Wales’ greatest ever player? Probably – and Gareth Bale was one of the best players on the planet during the 2010s, when he tore up the Premier League at Tottenham and earned a then world-record £85.1m move to Real Madrid, where he picked up where he had left off in England.

Converted from left-back to left winger by Harry Redknapp at Spurs, the unstoppably explosive Bale won the Champions League five times with Real and captained his country to the semi-finals of Euro 2016.

A key component of successful Milan teams under Arrigo Sacchi, Fabio Capello and Carlo Ancelotti, Alessandro Costacurta reached levels most centre-halves could only dream of.

The sole left-footed member of the iconic Rossoneri back four comprising Mauro Tassotti, Franco Baresi, Paolo Maldini (famously a right-footed left-back, of course) and himself, Costacurta was a five-time champion of Europe and earned 59 caps for Italy – with whom he reached the 1994 World Cup final.

The greatest ­left-footed left-back ever to play the game (we’ll reserve overall top spot for Signore Maldini), Roberto Carlos’ left peg belongs in a museum (figuratively speaking – obviously that would be highly unethical).

With it, the Real Madrid and Brazil icon – a Champions League and World Cup winner – scored some of the most outrageous goals ever seen – none more indelibly memorable than that 40-yard free-kick for his country against France at 1997’s Le Tournoi.
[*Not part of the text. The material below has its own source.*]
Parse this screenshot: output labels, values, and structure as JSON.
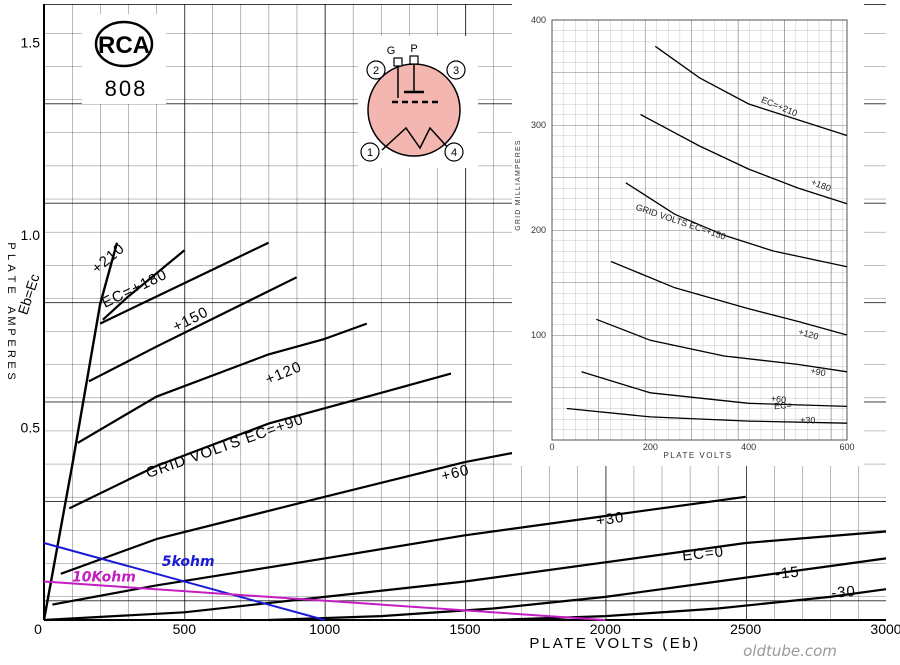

Talisman of Hungary’s ‘Magical Magyars’ team of the 50s – arguably the greatest side not to win the World Cup – Ferenc Puskas was nothing short of sensational.

Football’s first international superstar, he amassed an absurdly prolific 806 goals in 793 official matches – including 84 in 85 for his nation, for whom he opened the scoring in the 1954 World Cup final loss to West Germany – and helped Real Madrid to three European Cups, notching four goals as Los Blancos eviscerated Eintracht Frankfurt 7-3 in the 1960 final.

Either the second- or third-best player of all time (we’ll let you argue that one out amongst yourselves), Diego Maradona might as well not have had a right foot.

Rarely, if ever, has anyone run rings around (or just run straight through) the opposition to such a devastating extent as Argentina’s 1986 World Cup-winning captain while relying so heavily on one foot (as exemplified in jaw-dropping fashion by his ‘Goal of the Century’ against England at that tournament). He wasn’t too bad with his left hand, either.

This wasn’t exactly a hard conclusion to come to. Lionel Messi is the GOAT, and he just happens to be left-footed. Whatever is the next step up from a wand in the world of magic (any Harry Potter fans care to help us out?), that’s what Messi’s left foot is.

Unless you want to be facetious, there’s nothing the record eight-time Ballon d’Or-winning Barcelona icon has failed to achieve in the game, but his inimitably influential captain’s performance to guide Argentina to 2022 World Cup glory stands above all the rest.